One occasionally will justify falsehood or theft or even injury if one "knows what's best". We justify such rule-breaking as "good" if it's intended for good ends.
This only works, however, if we assume that the acting party actually does know what's best. If I tell a small child that Santa delivered their presents, I can only justify it by insisting that I know better than the child about the value of childhood innocence and a magical Christmas versus the value of a realistic understanding of capitalism and reindeer aerodynamics. If Lily does justify the sending of false flag dick pics, it's only because she's... shall we say... confident that she knows better than Gina about what's best for her. It only works, it's only justifiable, if we accept the premise that one party is more intelligent, better informed, or more moral than the other.
Perhaps, then, my own chaotic-aligned tendencies are less reflective of an "untamed spirit" than I'd like to think, and more strongly reflective of my own narcissism. I break rules to achieve good ends because I believe, in any given circumstance, that I understand that particular circumstance better than whoever made the rule.

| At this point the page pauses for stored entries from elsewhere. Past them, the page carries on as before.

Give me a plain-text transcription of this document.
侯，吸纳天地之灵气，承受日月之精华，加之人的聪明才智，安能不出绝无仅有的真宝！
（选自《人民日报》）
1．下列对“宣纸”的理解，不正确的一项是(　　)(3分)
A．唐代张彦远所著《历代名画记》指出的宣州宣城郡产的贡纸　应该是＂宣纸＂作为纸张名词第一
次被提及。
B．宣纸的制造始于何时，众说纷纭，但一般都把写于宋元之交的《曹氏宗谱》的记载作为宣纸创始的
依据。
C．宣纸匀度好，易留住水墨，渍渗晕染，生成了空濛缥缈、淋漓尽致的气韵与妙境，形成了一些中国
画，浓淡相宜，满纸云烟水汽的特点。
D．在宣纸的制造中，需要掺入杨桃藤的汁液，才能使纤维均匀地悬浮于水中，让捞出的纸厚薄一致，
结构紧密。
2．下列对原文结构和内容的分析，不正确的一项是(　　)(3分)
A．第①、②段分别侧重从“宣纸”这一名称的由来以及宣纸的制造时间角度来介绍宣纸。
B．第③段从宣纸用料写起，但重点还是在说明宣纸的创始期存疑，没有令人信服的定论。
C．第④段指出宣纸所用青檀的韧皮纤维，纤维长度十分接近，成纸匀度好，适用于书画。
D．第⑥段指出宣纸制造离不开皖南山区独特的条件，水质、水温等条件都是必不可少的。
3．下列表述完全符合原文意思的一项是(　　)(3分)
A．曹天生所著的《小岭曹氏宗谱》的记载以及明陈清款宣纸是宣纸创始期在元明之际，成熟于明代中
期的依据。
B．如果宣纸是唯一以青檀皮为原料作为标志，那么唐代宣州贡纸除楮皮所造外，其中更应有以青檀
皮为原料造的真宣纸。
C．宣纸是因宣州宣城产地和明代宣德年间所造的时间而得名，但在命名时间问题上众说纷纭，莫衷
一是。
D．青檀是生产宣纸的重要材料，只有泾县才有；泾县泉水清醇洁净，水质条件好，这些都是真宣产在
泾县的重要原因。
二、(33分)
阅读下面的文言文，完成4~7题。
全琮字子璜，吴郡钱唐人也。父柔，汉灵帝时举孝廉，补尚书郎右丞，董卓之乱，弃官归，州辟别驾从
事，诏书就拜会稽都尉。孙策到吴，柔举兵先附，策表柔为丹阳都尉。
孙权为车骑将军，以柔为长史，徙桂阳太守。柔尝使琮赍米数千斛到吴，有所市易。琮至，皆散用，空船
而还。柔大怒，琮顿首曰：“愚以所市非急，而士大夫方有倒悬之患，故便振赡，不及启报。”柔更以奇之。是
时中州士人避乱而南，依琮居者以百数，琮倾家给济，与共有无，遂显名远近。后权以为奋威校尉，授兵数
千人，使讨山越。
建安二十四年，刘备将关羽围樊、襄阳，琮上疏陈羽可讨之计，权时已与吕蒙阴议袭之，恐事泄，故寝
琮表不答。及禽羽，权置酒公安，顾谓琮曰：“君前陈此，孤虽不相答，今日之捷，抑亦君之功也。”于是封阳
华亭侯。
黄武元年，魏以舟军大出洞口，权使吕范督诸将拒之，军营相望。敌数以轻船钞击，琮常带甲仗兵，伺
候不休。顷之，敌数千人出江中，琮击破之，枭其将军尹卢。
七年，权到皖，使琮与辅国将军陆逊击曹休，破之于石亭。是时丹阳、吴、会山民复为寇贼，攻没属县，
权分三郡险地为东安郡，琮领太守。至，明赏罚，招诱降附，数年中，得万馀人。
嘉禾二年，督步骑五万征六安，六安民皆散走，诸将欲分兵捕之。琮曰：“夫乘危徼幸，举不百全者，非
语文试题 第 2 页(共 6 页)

Of course, in some cases, one does know what's best. Lying to hide Jews in one's attic, stealing a plantation owner's property to help them escape, breaking an arm to help set it correctly... there are plenty of hypothetical cases in which the intelligence and intuition of the individual guides them to break rules for the cause of good.
(We shall leave aside, for the moment, those who insist they're actually following some higher rule, and are therefore still behaving lawfully. That's loopholiness and it doesn't count.)